Nick Sharkey

Personal information
- Full name: Dominic Sharkey
- Date of birth: 4 May 1943
- Place of birth: Helensburgh, Scotland
- Date of death: 8 February 2015 (aged 71)
- Place of death: Sunderland, England
- Position(s): Forward

Senior career*
- Years: Team / Apps / (Gls)
- 1960–1966: Sunderland / 99 / (51)
- 1966–1968: Leicester City / 6 / (5)
- 1968–1970: Mansfield Town / 69 / (17)
- 1970–1972: Hartlepool United / 60 / (12)
- South Shields

International career
- 1964: Scotland under-23 / 2 / (0)

= Nick Sharkey =

Scottish footballer

Dominic "Nick" Sharkey (4 May 1943 – 8 February 2015) was a Scottish footballer who played for Sunderland as a forward.

==Club career==
Sharkey began his career with Sunderland, where he made his debut on 9 April 1960 against Scunthorpe United in a 1–0 win at Roker Park. In total, he made 99 league appearances, scoring 51 goals for the club from 1960 to 1966. He then joined Leicester City in 1966 but made just six appearances, scoring five goals.
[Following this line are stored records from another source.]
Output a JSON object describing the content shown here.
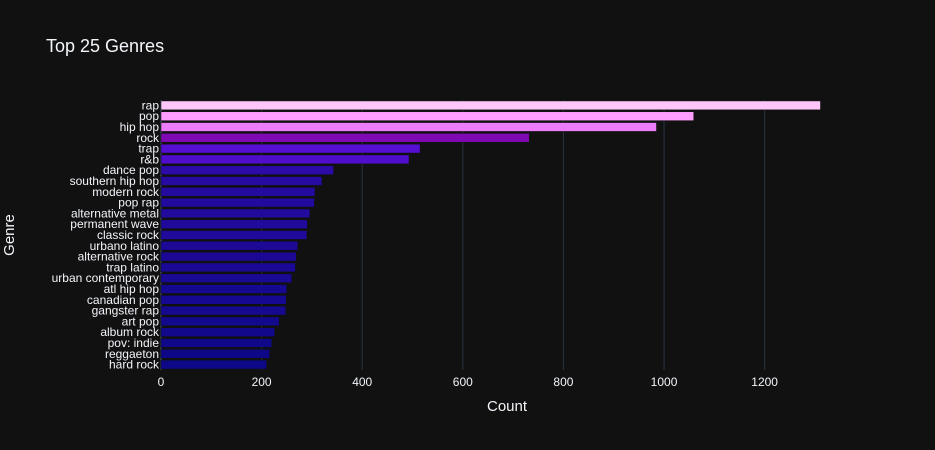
{
  "chart_data": {
    "type": "bar",
    "orientation": "horizontal",
    "title": "Top 25 Genres",
    "xlabel": "Count",
    "ylabel": "Genre",
    "xlim": [
      0,
      1320
    ],
    "xticks": [
      "0",
      "200",
      "400",
      "600",
      "800",
      "1000",
      "1200"
    ],
    "grid": true,
    "legend": "none",
    "categories": [
      "rap",
      "pop",
      "hip hop",
      "rock",
      "trap",
      "r&b",
      "dance pop",
      "southern hip hop",
      "modern rock",
      "pop rap",
      "alternative metal",
      "permanent wave",
      "classic rock",
      "urbano latino",
      "alternative rock",
      "trap latino",
      "urban contemporary",
      "atl hip hop",
      "canadian pop",
      "gangster rap",
      "art pop",
      "album rock",
      "pov: indie",
      "reggaeton",
      "hard rock"
    ],
    "values": [
      1311,
      1059,
      985,
      732,
      515,
      493,
      343,
      320,
      306,
      305,
      296,
      291,
      290,
      272,
      269,
      267,
      260,
      250,
      249,
      248,
      235,
      226,
      220,
      216,
      210
    ],
    "colorscale": [
      "#0d0887",
      "#46039f",
      "#7201a8",
      "#9c179e",
      "#bd3786",
      "#d8576b",
      "#ed7953",
      "#fb9f3a",
      "#fdca26",
      "#f0f921"
    ],
    "colors": {
      "background": "#111111",
      "text": "#f2f5fa",
      "grid": "#283442",
      "bar_low": "#0d0887",
      "bar_mid": "#7201a8",
      "bar_high": "#ff99ff",
      "bar_top": "#ffc6f9"
    }
  }
}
His next club was Mansfield Town, where he signed for in 1968. He scored 17 goals in 69 games for the club. He finished his League career with North East team Hartlepool United in 1970, where he made a total of 60 appearances with 12 goals to his name, and then moved into non-League football with South Shields.